Theresa Barron v. Creative Foods et al.

Annotate this Case
ca03-630

ARKANSAS COURT OF APPEALS
NOT DESIGNATED FOR PUBLICATION

DIVISIONS III & IV

THERESA BARRON

APPELLANT

V.

CREATIVE FOODS, EMPLOYER AND AMERICAN INTERSTATE INSURANCE

APPELLEES

CA03-630

March 3, 2004

APPEAL FROM THE ARKANSAS WORKERS' COMPENSATION COMMISSION

[NO. F013289]

DISSENTING OPINION ON DENIAL OF REHEARING

Larry D. Vaught, Judge, dissenting. I would grant the Petition for Rehearing in this case because I believe that the Commission, and this court, have misinterpreted the code provisions at issue. If the Commission had examined the evidence and concluded that appellant had not proved that she was totally disabled, I would have no trouble affirming. However, the Commission's conclusion that, as a matter of law, appellant cannot be totally disabled is not supported by the code or applicable case law.

The appellant suffered a scheduled injury to her left hand, and Ark. Code Ann.§ 11-9-521 concerns scheduled permanent injuries and sets forth the schedule for permanent partial disability. It does not address total disability. It provides in subsection (g):

Any employee suffering a scheduled injury shall not be entitled to permanent partial disability benefits in excess of the percentage of permanent physical impairment set forth above except as otherwise provided in section 11-9-519(b).

Arkansas Code Annotated § 11-9-519, which specifically addresses total disability, provides in subsection (b):

In the absence of clear and convincing proof to the contrary, the loss of both hands, both legs, both eyes, or any two (2) thereof shall constitute permanent total disability.

This subsection means only that if a person has two scheduled injuries he need prove no more to establish total disability. If a person has only one scheduled injury he is in the same position as a person without scheduled injuries, and subsection (c) applies:

In all other cases, permanent total disability shall be determined in accordance with the facts.

The majority opinion relies on Anchor Const. Co. v. Rice, 252 Ark. 460, 479 S.W.2d 573 (1972). However that case did not address total disability, but only the extent of permanent partial disability. The language of Anchor specifically limits its holding: "an injury scheduled under Ark. Stat. Ann. § 83-1313 (c) could not be apportioned to the body as a whole in determining the extent of permanent partial disability as distinguished from permanent total disability." (Emphasis added.)

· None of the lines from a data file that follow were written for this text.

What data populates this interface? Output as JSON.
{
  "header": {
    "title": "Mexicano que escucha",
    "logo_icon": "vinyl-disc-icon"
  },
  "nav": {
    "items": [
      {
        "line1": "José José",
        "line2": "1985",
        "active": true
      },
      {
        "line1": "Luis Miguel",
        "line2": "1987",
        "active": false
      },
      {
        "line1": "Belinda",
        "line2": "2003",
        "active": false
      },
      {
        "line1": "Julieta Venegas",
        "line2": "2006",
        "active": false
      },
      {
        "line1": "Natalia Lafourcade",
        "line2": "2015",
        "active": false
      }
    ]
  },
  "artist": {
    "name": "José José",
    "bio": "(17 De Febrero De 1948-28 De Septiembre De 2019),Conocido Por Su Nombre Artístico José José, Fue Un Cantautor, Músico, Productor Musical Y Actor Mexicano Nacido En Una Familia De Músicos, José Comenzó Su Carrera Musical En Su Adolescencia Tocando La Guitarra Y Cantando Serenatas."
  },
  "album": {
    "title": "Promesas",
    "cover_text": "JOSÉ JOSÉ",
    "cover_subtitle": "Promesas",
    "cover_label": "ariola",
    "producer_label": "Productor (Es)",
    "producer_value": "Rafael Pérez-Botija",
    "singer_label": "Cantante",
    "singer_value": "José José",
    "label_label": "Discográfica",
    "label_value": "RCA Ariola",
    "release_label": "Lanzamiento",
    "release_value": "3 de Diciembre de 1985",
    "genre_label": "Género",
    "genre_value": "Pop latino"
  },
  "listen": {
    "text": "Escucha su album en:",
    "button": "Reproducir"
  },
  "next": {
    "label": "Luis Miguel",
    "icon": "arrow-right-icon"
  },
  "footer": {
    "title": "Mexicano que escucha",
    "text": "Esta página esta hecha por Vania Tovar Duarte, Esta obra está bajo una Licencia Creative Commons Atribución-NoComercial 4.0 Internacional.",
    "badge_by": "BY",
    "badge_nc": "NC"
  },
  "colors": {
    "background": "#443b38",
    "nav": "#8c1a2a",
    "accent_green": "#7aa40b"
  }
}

Although I do not agree that Anchor provides the authority to support the Commission's conclusion, I likewise disagree with appellant's authority. Appellant relies on Moser v. Arkansas Lime Co., 40 Ark. App. 108, 842 S.W.2d 456 (1992), supp. opinion on denial of reh'g, 846 S.W.2d 188, and Electro-Air v. Villines, 16 Ark. App. 102, 697 S.W.2d 932 (1985). Both of these cases pre-date Act 796 of 1993, which revamped the Worker's Compensation law in Arkansas. Both cases rely on the odd-lot doctrine to authorize total disability benefits for a claimant suffering one scheduled injury. Arkansas Code Annotated § 11-9-519 (f) (as enacted in Act 796 of 1993) repeals the odd-lot doctrine and provides that it may not be considered in a claim for permanent disability.

The Commission misconstrued the effect of the repeal of the odd-lot doctrine. The odd-lot doctrine was only an alternative means for a claimant to prove total disability. As described in Patterson v. Ark. Dept. of Health, 343 Ark. 255, 33 S.W.3d 151 (2000), the doctrine provided a two-pronged analysis to determine disability. If a claimant suffered an injury (either scheduled or otherwise) that rendered him able to work only a small amount, and coupled with other factors such as mental capacity, education, training or age, his prospects for employment were negligible, the claimant was a member of the odd-lot category. Under the second prong of the analysis, the burden then shifted to the employer to show that some kind of suitable work was available. If the employer could not so prove, the claimant was totally disabled. By repealing this alternative method of proving total disability, the legislature did not preclude any claimant, scheduled injury or otherwise, from proving total disability under the facts of his or her case.

In the case at bar, the record before us indicates that the appellant has a steep hill to climb to prove total disability, but she has the right to at least have the Commission consider her evidence. Since our review is not de novo, we cannot consider the evidence to make the determination. Therefore, I would reverse and remand for the Commission to determine total disability on the facts of this case. I am authorized to state that Judge Robbins joins this dissent.